Signs and relationships

  • x̄₁ - x̄₂: Prima spiegazione: il vincolo x̄₁ - x̄₂ in Derivazione della Statistica del Test t a Due Campioni (Campioni Indipendenti) stabilisce quale operazione e ammessa e quale lettura va evitata. Prima di usare il risultato numerico, controlla verso, uguaglianza o condizione limite e mantieni coerente il significato della relazione.
  • Radice quadrata del denominatore: Seconda spiegazione: il vincolo Denominator square root in Derivazione della Statistica del Test t a Due Campioni (Campioni Indipendenti) stabilisce quale operazione e ammessa e quale lettura va evitata. Prima di usare il risultato numerico, controlla verso, uguaglianza o condizione limite e mantieni coerente il significato della relazione.

One free problem

Practice Problem

Vengono testati due gruppi. Gruppo 1: media=50, =10, n=20. Gruppo 2: media=45, =12, n=25. Assumendo che la differenza ipotizzata (mu1-mu2) sia 0, qual è la statistica t?

Hint: Calcolare il denominatore sommando s1^2/n1 e s2^2/n2, quindi estrarre la radice quadrata del risultato.

The full worked solution stays in the interactive walkthrough.

Where it shows up

Real-World Context

Un ricercatore medico confronta il tempo medio di recupero dei pazienti che utilizzano un nuovo farmaco con un gruppo placebo per vedere se il farmaco influisce significativamente sul recupero.

Study smarter

Tips

  • Verificare sempre la normalità se le dimensioni del campione sono piccole (n < 30).
  • Utilizzare l'equazione di Welch-Satterthwaite per calcolare i gradi di libertà per questo test.
  • Assicurarsi che i campioni siano indipendenti, il che significa che la selezione di un soggetto non influenza la selezione di un altro.

Avoid these traps

Common Mistakes

  • Assumere varianze uguali quando le dimensioni del campione o le distribuzioni differiscono significativamente.
  • Non riuscire a confermare che i campioni siano veramente indipendenti (ad esempio, utilizzandolo su dati appaiati).
  • Utilizzare la formula standard della varianza pooled invece della versione non pooled.

Common questions

Frequently Asked Questions

Questa derivazione utilizza le proprietà delle distribuzioni campionarie per costruire una statistica di test che segue una distribuzione t standardizzando la differenza tra due medie campionarie.
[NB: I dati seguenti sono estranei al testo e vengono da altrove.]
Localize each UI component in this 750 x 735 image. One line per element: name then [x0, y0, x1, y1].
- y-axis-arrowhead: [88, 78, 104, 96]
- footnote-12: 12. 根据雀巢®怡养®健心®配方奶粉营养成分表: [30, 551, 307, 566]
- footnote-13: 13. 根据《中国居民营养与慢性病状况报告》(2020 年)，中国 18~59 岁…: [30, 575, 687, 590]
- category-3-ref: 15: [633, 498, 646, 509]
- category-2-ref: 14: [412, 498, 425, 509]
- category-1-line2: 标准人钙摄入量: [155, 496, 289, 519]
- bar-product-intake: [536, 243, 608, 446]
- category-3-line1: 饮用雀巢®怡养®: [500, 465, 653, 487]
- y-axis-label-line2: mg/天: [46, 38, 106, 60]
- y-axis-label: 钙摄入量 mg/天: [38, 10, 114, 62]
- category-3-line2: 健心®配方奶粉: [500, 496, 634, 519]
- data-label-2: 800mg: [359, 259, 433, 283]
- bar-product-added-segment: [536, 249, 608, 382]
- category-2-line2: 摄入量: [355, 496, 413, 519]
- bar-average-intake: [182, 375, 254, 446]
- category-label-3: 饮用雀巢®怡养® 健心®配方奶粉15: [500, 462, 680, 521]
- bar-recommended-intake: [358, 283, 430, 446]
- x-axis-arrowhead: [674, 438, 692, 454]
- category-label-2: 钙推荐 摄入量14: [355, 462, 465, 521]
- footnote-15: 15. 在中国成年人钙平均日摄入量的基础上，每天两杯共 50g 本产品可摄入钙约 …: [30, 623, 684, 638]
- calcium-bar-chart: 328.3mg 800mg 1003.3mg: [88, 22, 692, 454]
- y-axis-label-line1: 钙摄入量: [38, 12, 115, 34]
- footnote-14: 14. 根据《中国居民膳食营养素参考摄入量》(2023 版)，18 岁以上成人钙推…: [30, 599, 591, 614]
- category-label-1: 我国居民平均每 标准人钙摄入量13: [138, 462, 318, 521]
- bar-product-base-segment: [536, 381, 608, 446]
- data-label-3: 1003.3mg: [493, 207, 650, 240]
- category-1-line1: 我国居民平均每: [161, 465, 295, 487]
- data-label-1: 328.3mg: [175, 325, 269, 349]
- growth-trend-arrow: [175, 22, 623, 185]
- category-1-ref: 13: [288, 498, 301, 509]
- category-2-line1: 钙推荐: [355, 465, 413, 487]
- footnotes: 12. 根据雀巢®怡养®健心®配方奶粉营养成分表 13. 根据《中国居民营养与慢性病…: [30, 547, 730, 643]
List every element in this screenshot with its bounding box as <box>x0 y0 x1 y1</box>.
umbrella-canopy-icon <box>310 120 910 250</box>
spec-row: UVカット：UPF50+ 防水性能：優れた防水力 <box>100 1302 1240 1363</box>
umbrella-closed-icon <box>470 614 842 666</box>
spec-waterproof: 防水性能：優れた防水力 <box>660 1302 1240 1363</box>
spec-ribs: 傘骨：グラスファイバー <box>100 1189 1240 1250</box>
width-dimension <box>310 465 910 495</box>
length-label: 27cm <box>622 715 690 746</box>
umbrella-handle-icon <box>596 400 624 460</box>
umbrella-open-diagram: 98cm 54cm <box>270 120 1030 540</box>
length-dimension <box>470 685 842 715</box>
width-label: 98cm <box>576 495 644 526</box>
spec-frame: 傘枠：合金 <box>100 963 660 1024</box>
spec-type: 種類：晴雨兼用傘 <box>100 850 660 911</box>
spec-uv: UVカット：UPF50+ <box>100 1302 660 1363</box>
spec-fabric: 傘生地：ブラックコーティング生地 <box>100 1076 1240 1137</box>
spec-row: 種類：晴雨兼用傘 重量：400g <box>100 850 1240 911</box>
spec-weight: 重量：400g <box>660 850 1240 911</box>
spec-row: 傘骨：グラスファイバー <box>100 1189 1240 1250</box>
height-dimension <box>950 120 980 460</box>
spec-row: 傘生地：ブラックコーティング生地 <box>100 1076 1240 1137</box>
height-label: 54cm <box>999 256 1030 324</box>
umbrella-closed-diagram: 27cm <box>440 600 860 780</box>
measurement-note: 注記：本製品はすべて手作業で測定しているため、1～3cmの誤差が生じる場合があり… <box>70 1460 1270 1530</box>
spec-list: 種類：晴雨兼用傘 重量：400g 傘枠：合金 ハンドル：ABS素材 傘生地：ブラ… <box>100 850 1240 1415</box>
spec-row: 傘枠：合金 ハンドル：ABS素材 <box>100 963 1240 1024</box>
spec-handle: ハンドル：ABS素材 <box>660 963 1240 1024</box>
Utilizzare questo test quando si confrontano le medie di due gruppi indipendenti quando le deviazioni standard della popolazione sono sconosciute e non si possono assumere varianze uguali.
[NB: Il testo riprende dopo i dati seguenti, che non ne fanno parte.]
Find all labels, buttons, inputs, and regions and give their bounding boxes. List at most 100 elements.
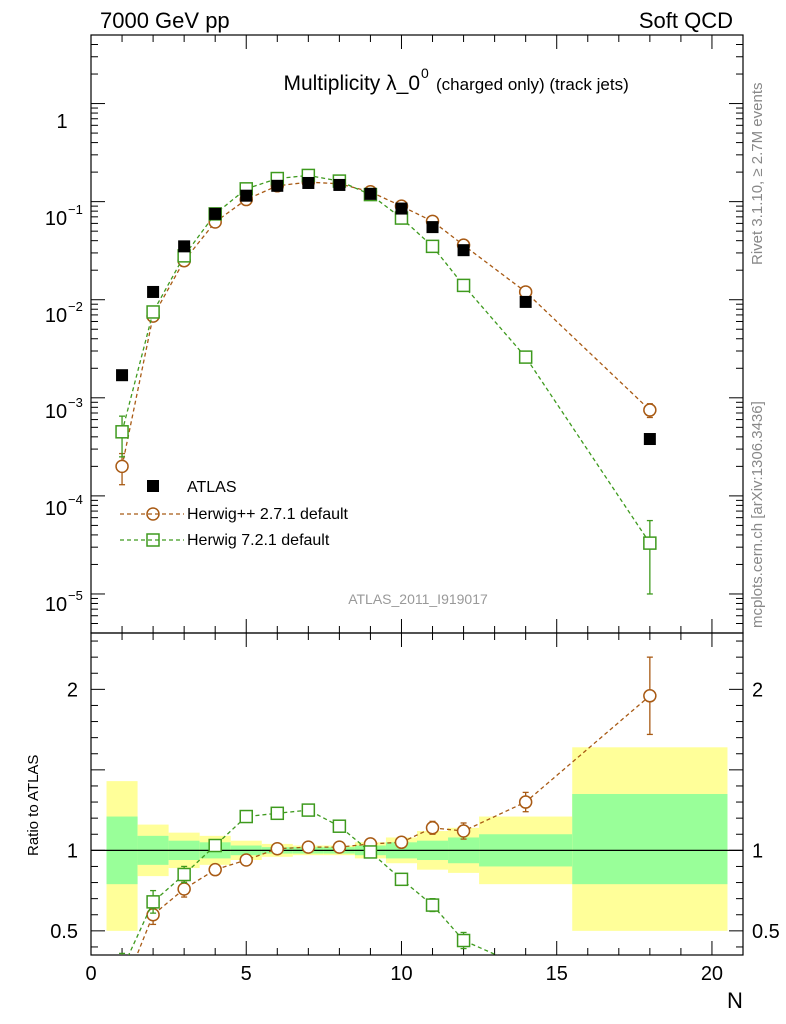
ratio-herwig7-point-10 <box>425 898 440 912</box>
plot-title-superscript: 0 <box>421 65 429 81</box>
ratio-herwigpp-point-13 <box>643 689 657 703</box>
main-atlas-point-0 <box>116 369 129 382</box>
plot-title: Multiplicity λ_0 <box>283 72 420 95</box>
ytick-label-1e-3: 10 −3 <box>45 395 83 423</box>
ratio-herwig7-point-2 <box>177 867 191 882</box>
svg-text:−1: −1 <box>68 202 83 217</box>
main-herwigpp-point-0 <box>115 459 129 474</box>
svg-text:10: 10 <box>45 208 67 230</box>
ratio-herwig7-point-4 <box>239 809 253 824</box>
main-atlas-point-4 <box>240 189 253 202</box>
main-atlas-point-5 <box>271 179 284 192</box>
ratio-band-inner-13 <box>572 794 728 885</box>
ratio-herwigpp-point-4 <box>239 853 253 867</box>
x-tick-label-15: 15 <box>546 963 568 985</box>
ratio-y-tick-labels: 0.5 0.5 1 1 2 2 <box>50 679 780 943</box>
ytick-label-1e-2: 10 −2 <box>45 299 83 327</box>
ratio-ytick-label-left-0.5: 0.5 <box>50 921 78 943</box>
legend-marker-herwig7 <box>146 533 160 547</box>
main-herwig7-point-0 <box>115 425 129 439</box>
main-atlas-point-9 <box>395 202 408 215</box>
ratio-herwigpp-point-10 <box>425 821 440 835</box>
main-herwig7-point-13 <box>643 536 657 550</box>
legend-label-herwigpp: Herwig++ 2.7.1 default <box>187 506 349 523</box>
main-atlas-point-11 <box>457 244 470 257</box>
legend-marker-atlas <box>147 480 159 492</box>
main-atlas-point-1 <box>147 285 160 298</box>
x-tick-label-0: 0 <box>85 963 96 985</box>
ratio-panel-frame <box>90 632 744 956</box>
ratio-ytick-label-left-1: 1 <box>67 840 78 862</box>
ratio-herwig7-point-1 <box>146 895 160 909</box>
ytick-label-1e-5: 10 −5 <box>45 588 83 616</box>
legend-label-atlas: ATLAS <box>187 479 237 496</box>
ratio-herwigpp-point-0 <box>116 986 128 998</box>
x-tick-label-5: 5 <box>241 963 252 985</box>
ratio-ytick-label-right-1: 1 <box>752 840 763 862</box>
svg-text:−3: −3 <box>68 395 83 410</box>
mcplots-label: mcplots.cern.ch [arXiv:1306.3436] <box>749 401 766 628</box>
main-atlas-point-6 <box>302 176 315 189</box>
ratio-uncertainty-bands <box>106 747 728 931</box>
svg-text:10: 10 <box>45 401 67 423</box>
main-y-tick-labels: 1 10 −1 10 −2 10 −3 10 −4 10 −5 <box>45 111 83 616</box>
svg-text:10: 10 <box>45 305 67 327</box>
ratio-herwig7-point-13 <box>644 991 656 1003</box>
x-axis-label: N <box>727 988 743 1013</box>
ratio-herwigpp-point-11 <box>456 824 471 838</box>
ytick-label-1e-1: 10 −1 <box>45 202 83 230</box>
x-tick-label-10: 10 <box>390 963 412 985</box>
ratio-herwigpp-point-3 <box>208 862 222 877</box>
main-atlas-point-13 <box>643 433 656 446</box>
ratio-herwig7-point-8 <box>363 845 378 859</box>
main-panel-data <box>115 168 657 595</box>
legend-label-herwig7: Herwig 7.2.1 default <box>187 532 330 549</box>
main-atlas-point-12 <box>519 295 532 308</box>
ratio-ytick-label-right-0.5: 0.5 <box>752 921 780 943</box>
ratio-herwig7-point-5 <box>270 806 285 821</box>
ratio-ytick-label-right-2: 2 <box>752 679 763 701</box>
ratio-herwig7-point-6 <box>301 803 316 817</box>
x-tick-labels: 0 5 10 15 20 <box>85 963 723 985</box>
ratio-herwigpp-point-12 <box>518 795 533 809</box>
svg-text:−5: −5 <box>68 588 83 603</box>
main-atlas-point-10 <box>426 221 439 234</box>
svg-text:10: 10 <box>45 498 67 520</box>
main-atlas-point-7 <box>333 178 346 191</box>
main-atlas-point-2 <box>178 240 191 253</box>
main-herwigpp-point-13 <box>643 403 657 417</box>
ratio-herwig7-point-0 <box>116 963 128 975</box>
svg-text:−4: −4 <box>68 492 83 507</box>
ytick-label-1: 1 <box>56 111 67 133</box>
plot-title-subtitle: (charged only) (track jets) <box>436 75 629 94</box>
ratio-herwigpp-point-2 <box>177 882 191 896</box>
main-herwig7-point-11 <box>456 278 471 293</box>
ratio-ytick-label-left-2: 2 <box>67 679 78 701</box>
rivet-label: Rivet 3.1.10, ≥ 2.7M events <box>749 83 766 266</box>
legend-marker-herwigpp <box>146 507 160 521</box>
svg-text:10: 10 <box>45 594 67 616</box>
ratio-herwigpp-point-6 <box>301 840 316 854</box>
legend: ATLAS Herwig++ 2.7.1 default Herwig 7.2.… <box>120 479 349 549</box>
ratio-herwig7-point-7 <box>332 819 347 833</box>
axis-ticks <box>90 34 744 955</box>
ratio-herwigpp-point-9 <box>394 835 409 850</box>
main-atlas-point-3 <box>209 207 222 220</box>
analysis-id-label: ATLAS_2011_I919017 <box>348 591 488 607</box>
main-herwig7-point-10 <box>425 239 440 254</box>
header-left: 7000 GeV pp <box>100 8 230 33</box>
main-herwig7-point-12 <box>518 350 533 364</box>
ratio-herwigpp-point-5 <box>270 841 285 856</box>
ratio-herwig7-point-3 <box>208 838 222 853</box>
ratio-panel-data <box>116 656 657 1003</box>
main-herwig7-point-1 <box>146 305 160 319</box>
x-tick-label-20: 20 <box>701 963 723 985</box>
ratio-herwigpp-point-7 <box>332 840 347 854</box>
header-right: Soft QCD <box>639 8 733 33</box>
ratio-y-axis-label: Ratio to ATLAS <box>25 755 42 856</box>
svg-text:−2: −2 <box>68 299 83 314</box>
ratio-herwig7-point-12 <box>520 962 532 974</box>
ratio-herwig7-point-11 <box>456 933 471 948</box>
main-atlas-point-8 <box>364 187 377 200</box>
È uno strumento fondamentale nella ricerca scientifica e nei test A/B, che consente agli analisti di inferire differenze di popolazione da dati campionari limitati senza assumere omogeneità di varianza.

Assumere varianze uguali quando le dimensioni del campione o le distribuzioni differiscono significativamente. Non riuscire a confermare che i campioni siano veramente indipendenti (ad esempio, utilizzandolo su dati appaiati). Utilizzare la formula standard della varianza pooled invece della versione non pooled.

Un ricercatore medico confronta il tempo medio di recupero dei pazienti che utilizzano un nuovo farmaco con un gruppo placebo per vedere se il farmaco influisce significativamente sul recupero.

Verificare sempre la normalità se le dimensioni del campione sono piccole (n < 30). Utilizzare l'equazione di Welch-Satterthwaite per calcolare i gradi di libertà per questo test. Assicurarsi che i campioni siano indipendenti, il che significa che la selezione di un soggetto non influenza la selezione di un altro.

References

Sources

  1. Rice, J. A. (2006). Mathematical Statistics and Data Analysis.
  2. Welch, B. L. (1947). The generalization of 'Student's' problem when several different population variances are involved.
  3. Welch, B. L. (1947). 'The generalization of 'Student's' problem when several different population variances are involved'.